Ignasi Riera, articulista del diario El Punt Avui, reflexiona en un artículo sobre la adicción al juego:

‘Me estimulan muy poco los sorteos; ni la ONCE ni la Lotería Nacional, ni las quinielas, ni los casinos, ni el bingo. La única vez que quise entrar en una sala ad hoc, tuve la impresión de que penetraba en un pre-tanatorio de gente aturdida que había llegado tarde al rosario de la parroquia. Sólo compro tickets de sorteos de cestas con jamón. Sin embargo, cuando estaba en el Parlamento, recibí la visita de personas que luchaban contra la ludopatía y que mostraban datos comprobables que provocaban mucha angustia. Los relatos sobre personas enfermas de esta patología a todo tipo de juegos, y también sobre la falta de apoyos oficiales (legales, psicológicos, de apoyo efectivo a las víctimas), resultaba decepcionante. Y la descripción de la destrucción que la adicción compulsiva al juego provocaba en personas y familias, hería por dentro.

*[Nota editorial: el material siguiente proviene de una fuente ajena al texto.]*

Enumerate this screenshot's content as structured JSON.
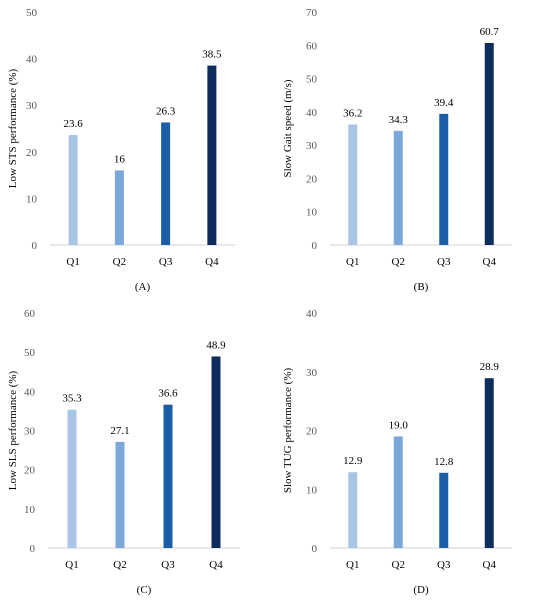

Pues bien, cuando veo que en la televisión anuncian la posibilidad de participar en línea en este tipo de ofertas de juego, el corazón y la cabeza estallan con una alerta de peligro inminente. Si cuando leíamos El jugador, de Dostoievsky, sumábamos su mensaje a historias veraces que nos habían contado en casa los padres, ahora no creo que haya razonamientos políticamente correctos a favor del estímulo a toda clase de juegos, justificados a menudo por el dinero que su práctica aporta al turismo y a las finanzas públicas. Si como dice el artículo 9.32 del Estatut d’Autonomia de Cataluña (el de 1979), la Generalitat tiene competencias exclusiva en ‘casinos, juegos, y apuestas, con exclusión de las apuestas mutuas deportivo benéficas’, ¿no tendríamos que exigir un informe permanente sobre la situación del juego, dentro y fuera de Cataluña, en todas sus modalidades, e impedir su publicidad, por razones de higiene mental, en los medios de comunicación?’